Friday, April 8, 2011

Debugging Is An Art

Most of the time, debugging is an art. It takes a careful balance of knowledge, hard-won experience, compiler tools, investigative skills, and loads of patience. But sometimes there comes a point when even these things have their limits and you throw your hands in the air in frustration trying to figure out what is going wrong.

Case in point: the strange texture bugs I was finding when I tested my engine on a Vista laptop.

Every other feature seemed to be working fine on the laptop, but every time I used a texture, the results were unpredictable. Often times, when rendering a tile map and some terrain features, the same texture would be used everywhere even though the tile map called for a variety of textures to be used...especially when rendering mountains.

Then, when testing some animation features, the textures on the animated model would look okay at first, but when I pressed a key (and another model came onto the screen), the texture on the original model swapped places with the new model that was being rendered.

Ugh.

Then I created a tile map with an array of textures just to test those functions.

The entire map was rendered with the exact same texture.

Can you say, hello brick wall? What was strange was that the issue was only occuring on the Vista laptop, and was not occuring on the XP box or the Windows 2000 I tested the engine on.

Somewhere, in the back of my mind, I kept wondering if it was a graphics driver issue.

I started eliminating possibilities. Was there some unitialized variable somewhere that was holding unpredictable values? Nope. Was the texture loading function failing? After lots of investigative work, the answer appeared to be no.

Then, I spotted a type/casting issue. Surely that must be it, I thought. Fixed the bug. Recompiled and tried again.

No dice.

At this point, things were getting discouraging. To add to the issues, the frame rates on the Vista machine were down by 10-15 fps compared to the XP machine. I know it is a laptop with a low-end processor, but this was ridiculous.

So I checked out some forums. I looked into the OpenGL on Vista issues. I prayed about it. Ugh...I was ready to just give up and live with it.

Then, I checked on the graphics drivers issue. According to the Device Manager's "Update Driver" feature it said I had the most current version of the driver installed.

I didn't buy it.

I went to the manufacturer's website and checked on the drivers that were available. And wouldn't you know it, there was a driver out there that had an update date of 2007 (vs. 2006, which was pre-installed on the machine itself).

At this point I was so used to hitting brick walls with these bugs that I didn't hold out hope. I was preparing a "Plan B". And C. And D. And E...

I installed the new drivers, ready to hit the rollback button if necessary.

And then I tried the engine again.

In one swoop, a whole class of bugs was wiped out. Every. Single. One of them.

The texturing issues went away. Completely. The frame rates shot up 10-15 fps, and in some cases it was faster than my XP machine. Wow what a relief! Now I can really, truly, start focusing on game design.
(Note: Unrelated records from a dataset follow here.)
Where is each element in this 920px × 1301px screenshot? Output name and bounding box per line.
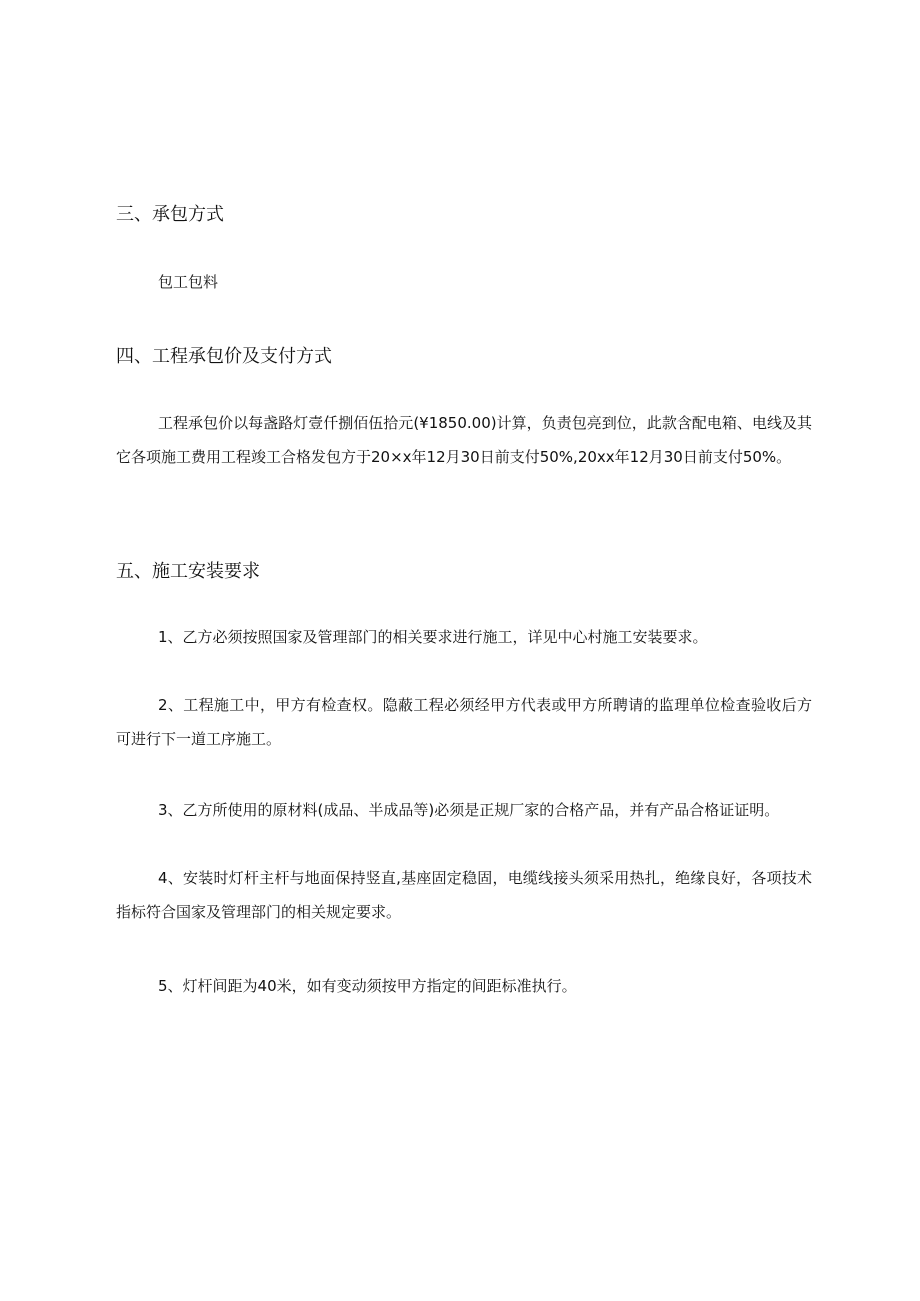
paragraph-price-payment: 工程承包价以每盏路灯壹仟捌佰伍拾元(¥1850.00)计算，负责包亮到位，此款含配电箱、电线及其它各项施工费用工程竣工合格发包方于20×x年12月30日前支付50%,20xx年12月30日前支付50%。: [116, 414, 812, 466]
section-heading-installation-requirements: 五、施工安装要求: [116, 561, 260, 582]
section-heading-contract-mode: 三、承包方式: [116, 204, 224, 225]
requirement-item-2: 2、工程施工中，甲方有检查权。隐蔽工程必须经甲方代表或甲方所聘请的监理单位检查验收后方可进行下一道工序施工。: [116, 696, 812, 748]
section-heading-price-payment: 四、工程承包价及支付方式: [116, 346, 332, 367]
requirement-item-1: 1、乙方必须按照国家及管理部门的相关要求进行施工，详见中心村施工安装要求。: [158, 628, 708, 646]
requirement-item-3: 3、乙方所使用的原材料(成品、半成品等)必须是正规厂家的合格产品，并有产品合格证证明。: [158, 801, 780, 819]
paragraph-contract-mode: 包工包料: [158, 273, 219, 291]
requirement-item-5: 5、灯杆间距为40米，如有变动须按甲方指定的间距标准执行。: [158, 977, 577, 995]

Moral: check your drivers!

Monday, April 4, 2011

Water, Water Everywhere

Today's screenshot, while rather uneventful looking, actually represents a significant step forward for the engine.


It represents weeks of work...and the final promotion of the water mesh concept into the map tool (and subsequently rendered by the engine). In other words, I can now add water meshes/features to my tile maps, similar to how terrain features (mountains, hills, etc.) can be added to a tile map. Then, when the map is imported into the engine, it will be rendered as a water feature, just like other terrain features.

Additionally, I have also been testing the engine on a Vista machine, as well as a Windows 2000 machine. There are a few minor bugs on each system to work out, but they are not showstoppers. At this point, the engine is officially "feature complete" and I'll be enlisting some other users soon to get rid of as many bugs as possible before moving ahead with games building.